In the King’s name :

Pants Shirts Cravats Coats Shaves

Such was the gist of a Royal Decree at which robed and bearded members of Afghanistan’s Parliament trembled, submissive but indignant. Meekly they obeyed.

Seven hundred strong they marched through the Capital City of Kabul to the Great Bazaar. There, by the generosity of alert, up-to-date King Amanullah of Afghanistan, they were assisted into pants, buttoned into shirts, tied with cravats and hustled into coats. All these garments, cut after modes observed by King Amanullah on his recent tour of Europe (TIME, Jan. 23 to June 4), had been made by Afghan needlemen from native approximations to suitings and shirtings.

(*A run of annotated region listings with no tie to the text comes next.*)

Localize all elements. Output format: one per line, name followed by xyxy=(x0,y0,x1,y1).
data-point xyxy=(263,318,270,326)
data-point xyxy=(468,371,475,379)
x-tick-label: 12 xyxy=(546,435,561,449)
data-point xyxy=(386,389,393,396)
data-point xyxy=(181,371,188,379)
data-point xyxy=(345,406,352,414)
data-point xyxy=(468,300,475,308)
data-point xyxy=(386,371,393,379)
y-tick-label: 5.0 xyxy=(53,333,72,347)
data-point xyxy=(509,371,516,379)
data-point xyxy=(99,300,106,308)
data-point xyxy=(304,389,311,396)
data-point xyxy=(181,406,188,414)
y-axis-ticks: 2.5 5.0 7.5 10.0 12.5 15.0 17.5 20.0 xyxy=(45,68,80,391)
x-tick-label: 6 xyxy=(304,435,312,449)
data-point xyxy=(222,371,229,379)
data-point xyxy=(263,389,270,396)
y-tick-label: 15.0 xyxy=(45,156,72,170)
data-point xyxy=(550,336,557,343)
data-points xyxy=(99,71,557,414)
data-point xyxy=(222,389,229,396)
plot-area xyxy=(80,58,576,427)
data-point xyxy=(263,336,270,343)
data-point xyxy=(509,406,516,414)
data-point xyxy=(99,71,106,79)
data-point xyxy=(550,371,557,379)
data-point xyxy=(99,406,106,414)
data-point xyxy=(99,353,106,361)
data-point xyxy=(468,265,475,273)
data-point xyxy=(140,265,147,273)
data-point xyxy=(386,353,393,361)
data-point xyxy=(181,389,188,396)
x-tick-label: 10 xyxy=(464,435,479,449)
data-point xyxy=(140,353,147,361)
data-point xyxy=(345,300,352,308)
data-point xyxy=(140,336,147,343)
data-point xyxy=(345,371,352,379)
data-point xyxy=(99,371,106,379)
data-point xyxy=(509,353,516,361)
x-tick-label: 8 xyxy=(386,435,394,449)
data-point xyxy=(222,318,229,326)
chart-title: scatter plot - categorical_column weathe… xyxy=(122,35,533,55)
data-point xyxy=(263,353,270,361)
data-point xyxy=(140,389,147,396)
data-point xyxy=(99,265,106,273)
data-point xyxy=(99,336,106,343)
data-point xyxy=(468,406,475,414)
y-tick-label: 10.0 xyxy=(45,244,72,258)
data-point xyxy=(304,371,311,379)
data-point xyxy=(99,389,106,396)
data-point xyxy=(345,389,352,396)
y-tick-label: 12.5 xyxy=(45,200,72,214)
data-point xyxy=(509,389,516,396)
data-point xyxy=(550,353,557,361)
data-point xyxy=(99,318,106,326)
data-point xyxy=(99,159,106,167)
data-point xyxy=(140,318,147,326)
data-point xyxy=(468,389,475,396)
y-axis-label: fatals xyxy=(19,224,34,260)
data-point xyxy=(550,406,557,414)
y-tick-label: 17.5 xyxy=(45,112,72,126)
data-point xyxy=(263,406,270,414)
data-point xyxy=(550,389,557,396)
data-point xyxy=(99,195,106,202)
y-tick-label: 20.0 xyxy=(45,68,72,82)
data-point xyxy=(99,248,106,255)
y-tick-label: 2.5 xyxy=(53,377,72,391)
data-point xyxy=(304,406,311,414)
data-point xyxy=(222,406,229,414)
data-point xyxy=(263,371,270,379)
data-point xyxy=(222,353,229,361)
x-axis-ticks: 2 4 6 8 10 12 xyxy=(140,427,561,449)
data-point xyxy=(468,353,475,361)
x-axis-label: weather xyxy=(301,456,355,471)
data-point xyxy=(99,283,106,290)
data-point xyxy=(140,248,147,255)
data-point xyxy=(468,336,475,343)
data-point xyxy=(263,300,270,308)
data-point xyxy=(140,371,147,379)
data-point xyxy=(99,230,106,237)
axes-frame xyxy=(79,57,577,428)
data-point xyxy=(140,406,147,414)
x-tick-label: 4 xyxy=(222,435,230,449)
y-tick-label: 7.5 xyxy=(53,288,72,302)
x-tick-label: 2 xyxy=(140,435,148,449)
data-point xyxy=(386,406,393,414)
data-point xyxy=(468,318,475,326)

Remained only the titanic project of clipping, shaving.

At this crucial point several of the patriarchs in pants positively refused to be shaved. They pointed out that the Koran enjoins all Moslems to go bearded and turbaned, like the True Prophet. Enough to have transgressed the first of these commandments! By the Beard of the Prophet they swore they would not be shaved!

When tidings of insubordination came to King Amanullah, he acted with wily moderation. In the King’s name it was shortly proclaimed that only those who especially desired the favor of His Majesty need shave. When Parliament assembled most chins were nude.

Suavely King Amanullah addressed the 700. A despot, he can charm with honeyed words. He did. Perspiring patriarchs ceased to wriggle in their pants, succumbed to royal blandishments, beamed when King Amanullah implied that their high destiny is to make Afghanistan pants-conscious.

Later at a Grand Fete in the gardens of His Majesty’s palace, a special detachment of police gently prodded stray Parliamentarians who forgot that they were not robed and proceeded to squat upon the ground, though chairs abounded.